La partie BTP de la construction du réacteur nucléaire EPR de Flamanville (Manche) est quasi terminée avec la pose du dôme mardi sur le bâtiment réacteur, mais les procédures judiciaires se multiplient autour du chantier qui a connu trois accidents du travail mortels et plusieurs couacs techniques.
Le chantier a franchi mardi une étape clé avec la pose du dôme en acier de 300 tonnes sur le bâtiment réacteur par "Big Benny", l'une des plus grandes grues du monde. Ce dôme doit encore être recouvert de béton. Mais le réacteur ne sera pas mis en service avant fin 2016, avec quatre ans de retard sur le calendrier initial.
Parallèlement, en même temps que la pose du dôme, le parquet de Cherbourg a annoncé mardi des poursuites pour "homicide involontaire" contre Bouygues, à la tête du BTP du chantier entamé fin 2007, et ses sous-traitants, Normetal et Tissot. Le procès en correctionnelle doit avoir lieu le 12 novembre à Cherbourg.
Le 24 janvier 2011, un soudeur de 37 ans, avait fait une chute mortelle de 18 mètres. Un grutier qui était sous l'emprise du cannabis est aussi poursuivi. EDF, maître d'oeuvre du chantier d'alors 3.400 personnes et 150 entreprises, ne l'est pas. Cette année-là, en moins de six mois, le chantier -- dont le coût a été revu plusieurs fois à la hausse pour s'établir à 8,5 milliards d'euros -- a connu trois accidents mortels.
Le 11 juin, le numéro deux de Endel à Flamanville, âgé de 32 ans, est décédé après une chute. Et fin juin, un ouvrier d'Areva, 29 ans, est mort dans un accident de la route en rentrant chez lui. Seul le premier accident a fait l'objet d'une enquête pour "homicide involontaire". Mais cinq mois plus tôt, en août 2010, le responsable de la sécurité de Bouygues sur le chantier avait été licencié après avoir fait usage de son droit de retrait.
"Charges sérieuses"
Les Prud'hommes ont jugé en février ce licenciement "sans cause réelle ni sérieuse". Bouygues a fait appel. Interrogé par l'AFP, l'ex-chef de sécurité parle d'un "état sécuritaire du chantier où la notion de danger grave et imminent (était) permanente" et donne de nombreux exemples.
Par ailleurs, selon une source judiciaire, il y a de "fortes" probabilités que Bouygues et deux sous-traitants, soient renvoyés en correctionnelle, vraisemblablement début 2014, pour "travail illégal" sur le chantier. "Les charges sont sérieuses", a indiqué à l'AFP, le 27 juin, après deux ans d'enquête préliminaire, le procureur Eric Bouillard.
Dans cette affaire, où l'Autorité de sûreté nucléaire (ASN) avait établi qu'en 2010, un accident du travail sur quatre n'avait pas été déclaré, EDF n'est pas non plus inquiété.
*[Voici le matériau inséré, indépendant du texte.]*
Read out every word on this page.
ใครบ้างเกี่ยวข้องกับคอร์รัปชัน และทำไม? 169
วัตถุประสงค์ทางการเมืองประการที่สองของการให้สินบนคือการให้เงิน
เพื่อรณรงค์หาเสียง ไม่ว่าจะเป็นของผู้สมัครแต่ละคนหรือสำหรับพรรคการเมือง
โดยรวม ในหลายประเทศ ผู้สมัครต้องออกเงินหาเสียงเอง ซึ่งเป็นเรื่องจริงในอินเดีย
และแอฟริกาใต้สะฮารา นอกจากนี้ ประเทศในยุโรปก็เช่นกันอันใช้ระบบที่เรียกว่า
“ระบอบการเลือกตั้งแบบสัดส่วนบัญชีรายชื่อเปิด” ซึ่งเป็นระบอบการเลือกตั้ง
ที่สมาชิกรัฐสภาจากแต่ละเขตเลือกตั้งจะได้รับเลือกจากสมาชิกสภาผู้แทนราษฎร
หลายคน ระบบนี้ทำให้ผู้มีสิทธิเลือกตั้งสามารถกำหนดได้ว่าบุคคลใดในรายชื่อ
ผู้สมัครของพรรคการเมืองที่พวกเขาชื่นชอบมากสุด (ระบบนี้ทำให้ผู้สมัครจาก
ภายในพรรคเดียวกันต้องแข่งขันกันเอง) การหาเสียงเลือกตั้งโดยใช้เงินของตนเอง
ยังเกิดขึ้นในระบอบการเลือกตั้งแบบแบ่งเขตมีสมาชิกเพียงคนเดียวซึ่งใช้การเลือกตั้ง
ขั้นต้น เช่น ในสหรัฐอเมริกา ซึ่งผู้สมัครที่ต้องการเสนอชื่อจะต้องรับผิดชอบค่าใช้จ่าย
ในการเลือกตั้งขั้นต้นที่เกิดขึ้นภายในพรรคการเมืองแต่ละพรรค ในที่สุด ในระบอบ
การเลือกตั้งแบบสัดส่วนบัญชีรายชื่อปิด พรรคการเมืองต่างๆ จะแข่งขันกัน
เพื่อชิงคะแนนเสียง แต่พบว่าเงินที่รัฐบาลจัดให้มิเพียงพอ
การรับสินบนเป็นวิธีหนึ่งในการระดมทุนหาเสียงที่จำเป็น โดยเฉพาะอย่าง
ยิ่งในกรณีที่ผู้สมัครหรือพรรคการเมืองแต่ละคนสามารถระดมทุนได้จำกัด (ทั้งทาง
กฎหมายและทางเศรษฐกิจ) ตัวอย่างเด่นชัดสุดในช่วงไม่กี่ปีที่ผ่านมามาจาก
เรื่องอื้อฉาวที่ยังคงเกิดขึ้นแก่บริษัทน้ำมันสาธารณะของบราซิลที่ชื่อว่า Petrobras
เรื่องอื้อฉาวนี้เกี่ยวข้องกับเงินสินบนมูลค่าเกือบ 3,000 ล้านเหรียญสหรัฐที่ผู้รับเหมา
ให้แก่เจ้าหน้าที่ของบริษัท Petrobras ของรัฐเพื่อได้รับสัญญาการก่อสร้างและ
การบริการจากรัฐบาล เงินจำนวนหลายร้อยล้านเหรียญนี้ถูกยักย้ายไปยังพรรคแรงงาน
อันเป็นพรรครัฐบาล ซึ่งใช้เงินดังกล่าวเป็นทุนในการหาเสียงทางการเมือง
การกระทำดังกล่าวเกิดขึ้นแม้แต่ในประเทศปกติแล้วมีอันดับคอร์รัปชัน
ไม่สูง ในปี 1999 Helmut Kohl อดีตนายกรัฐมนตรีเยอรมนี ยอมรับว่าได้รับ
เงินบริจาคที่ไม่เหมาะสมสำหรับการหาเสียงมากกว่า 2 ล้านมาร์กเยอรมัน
Deux sous-traitants de Bouygues sont accusés de ne pas avoir payé leurs cotisations sociales: le roumain Elco et le chypriote Atlanco, avec qui Bouygues avait rompu son contrat en 2011.
Environ 700 salariés, essentiellement Roumains et Polonais sont concernés. Les deux sociétés auraient une dette d'au moins 10 millions d'euros de cotisation à l'égard de l'Urssaf, en grande partie liée à l'EPR, selon le parquet.
En outre, les Prud'hommes de Cherbourg doivent rendre le 4 décembre une décision concernant la plainte de 62 salariés polonais de l'EPR, pour des problèmes similaires, dont 16 contre Bouygues, selon leur conseil.
Au delà des coups de semonce sociale, la phase BTP du chantier qui devait servir de vitrine à l'international pour exporter l'EPR, a fait l'objet de plusieurs couacs.
EDF a dû en particulier en 2012, en raison de défauts de soudures, remplacer 45 boîtes métalliques, de plusieurs tonnes chacune, fabriquées par Eiffage et déjà installées. Ces "consoles" sont le support du pont de manutention des combustibles.
Et jeudi, le Réseau sortir du nucléaire a diffusé un enregistrement audio présenté comme celui de Bernard Bigot, président du Commissariat à l'énergie atomique (CEA), expliquant lors d'un colloque en avril 2013 que "l'acier" de ces supports avait été "acheté à bas prix en Russie" et "pas contrôlé". Interrogé par l'AFP, le CEA n'a ni confirmé ni infirmé.